In a 2009 interview with Maya Angelou, Guardian writer Gary Younge summed up the American poet’s incredible biography in a perfect way:
“To know her life story is to simultaneously wonder what on earth you have been doing with your own life and feel glad that you didn’t have to go through half the things she has. Before she hit 40 she had been a professional dancer, prostitute, madam, lecturer, activist, singer, and editor. She had lived in Ghana and Egypt, toured Europe with a dance troupe and settled in pretty much every region of the United States.”
Pretty impressive—but that’s just the Cliff’s Notes version.
The more I learn about Angelou, who passed away in 2014 at the age of 86, the more blown away I am by her intellect, strength, and sense of humor. I also totally get why the media doesn’t always tell her whole story: It took Angelou seven full-length autobiographies to get through the whole yarn.
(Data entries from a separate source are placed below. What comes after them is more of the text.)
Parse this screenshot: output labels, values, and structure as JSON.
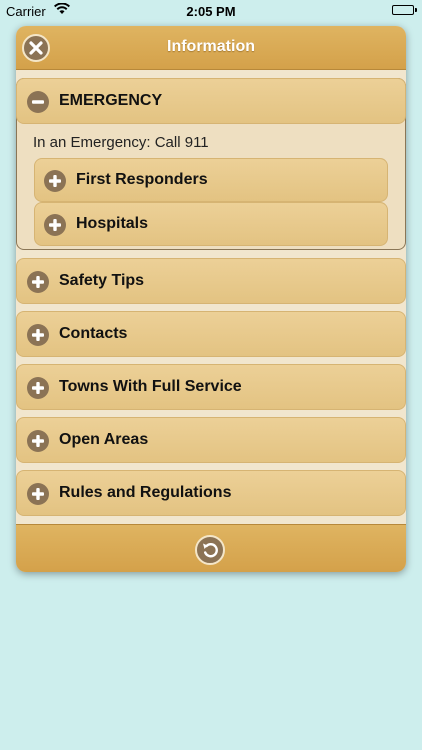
{
  "status_bar": {
    "carrier": "Carrier",
    "time": "2:05 PM"
  },
  "dialog": {
    "title": "Information",
    "close_icon": "close-icon",
    "back_icon": "undo-icon"
  },
  "emergency": {
    "label": "EMERGENCY",
    "expanded": true,
    "text": "In an Emergency: Call 911",
    "sub_sections": [
      {
        "label": "First Responders",
        "expanded": false
      },
      {
        "label": "Hospitals",
        "expanded": false
      }
    ]
  },
  "sections": [
    {
      "label": "Safety Tips",
      "expanded": false
    },
    {
      "label": "Contacts",
      "expanded": false
    },
    {
      "label": "Towns With Full Service",
      "expanded": false
    },
    {
      "label": "Open Areas",
      "expanded": false
    },
    {
      "label": "Rules and Regulations",
      "expanded": false
    }
  ],
  "colors": {
    "background": "#cdeeed",
    "header": "#d9a955",
    "section": "#e8ca8c",
    "icon": "#8b7355"
  }
}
Here are nine facts about the poet that are often cut from media and teaching materials in the interest of saving time — but that prove what a phenomenal human being she really was:
1. She became the first black female streetcar driver in San Francisco…
…when she was 14 years old.
2. She created a 10-part documentary about the influence of African-American culture on the broader American cultural landscape.
She did this while mourning the death of her friend Martin Luther King Jr. (who was assassinated on her birthday), all without having any formal training as a filmmaker.
3. She threw really epic parties.
Even into her 80s, Angelou threw some rocking get-togethers. As she told the New York Times, not even her health problems could get in the way of her life-of-the-party attitude.